Cruise prices will never go back up to what they once were as cruise holidays become increasingly mainstream, according to the new chief executive of Carnival UK.
Speaking to Travel Weekly in his first major interview since his promotion four months ago, David Noyes said attempts to get prices back up to levels seen just a few years ago were futile.
“As cruising becomes more mainstream, it’s inevitable that customers are going to look for good value,” he said.
“We’ve always got to put a good-value proposition in front of them. A lot of what we’re seeing [with price] in cruising – and not just in the UK – as it becomes more mature and more mainstream is inevitable as people look for better value.”
Asked if discounting had been eradicated by the commission cuts instigated by his predecessor David Dingle, and if fares had started to edge up, Noyes said: “We can still charge a premium with brands like P&O Cruises and Cunard, but there’s a lot of competition, not just in cruise but in the holiday market generally.
“Overall, prices are on a par
with last year, but you never know until the end of the season how it will end up.”

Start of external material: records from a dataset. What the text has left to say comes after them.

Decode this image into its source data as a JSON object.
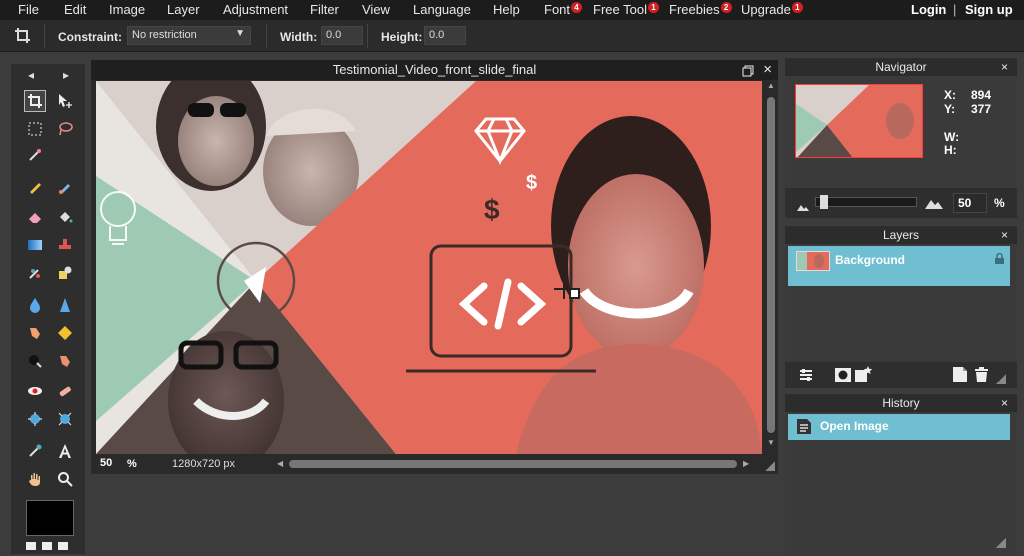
{
  "menu": {
    "items": [
      {
        "label": "File",
        "badge": ""
      },
      {
        "label": "Edit",
        "badge": ""
      },
      {
        "label": "Image",
        "badge": ""
      },
      {
        "label": "Layer",
        "badge": ""
      },
      {
        "label": "Adjustment",
        "badge": ""
      },
      {
        "label": "Filter",
        "badge": ""
      },
      {
        "label": "View",
        "badge": ""
      },
      {
        "label": "Language",
        "badge": ""
      },
      {
        "label": "Help",
        "badge": ""
      },
      {
        "label": "Font",
        "badge": "4"
      },
      {
        "label": "Free Tool",
        "badge": "1"
      },
      {
        "label": "Freebies",
        "badge": "2"
      },
      {
        "label": "Upgrade",
        "badge": "1"
      }
    ],
    "login": "Login",
    "separator": "|",
    "signup": "Sign up"
  },
  "options": {
    "constraint_label": "Constraint:",
    "constraint_value": "No restriction",
    "width_label": "Width:",
    "width_value": "0.0",
    "height_label": "Height:",
    "height_value": "0.0"
  },
  "tools": {
    "nav_left": "◂",
    "nav_right": "▸"
  },
  "document": {
    "title": "Testimonial_Video_front_slide_final",
    "zoom": "50",
    "zoom_unit": "%",
    "dimensions": "1280x720 px"
  },
  "navigator": {
    "title": "Navigator",
    "close": "×",
    "x_label": "X:",
    "x_value": "894",
    "y_label": "Y:",
    "y_value": "377",
    "w_label": "W:",
    "h_label": "H:",
    "zoom_value": "50",
    "zoom_unit": "%",
    "zoom_slider_level": 0.05
  },
  "layers": {
    "title": "Layers",
    "close": "×",
    "items": [
      {
        "name": "Background"
      }
    ]
  },
  "history": {
    "title": "History",
    "close": "×",
    "items": [
      {
        "name": "Open Image"
      }
    ]
  },
  "colors": {
    "coral": "#e46a5c",
    "mint": "#9ec9b2",
    "selection": "#70bed1",
    "menubar": "#1c1c1c"
  }
}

Noyes, who joined Carnival
UK in 2011 as executive vice‑president of operations, and was previously chief executive of business travel management company Gray Dawes, said trading so far in 2015 had been strong and this year’s wave period had been designed to be the biggest yet.
“We’ve seen a significant increase in traffic to our website and callers into our contact centres, and our travel partners are reporting lots of people coming into their shops and ringing them,” said Noyes.
“This is all converting into bookings.”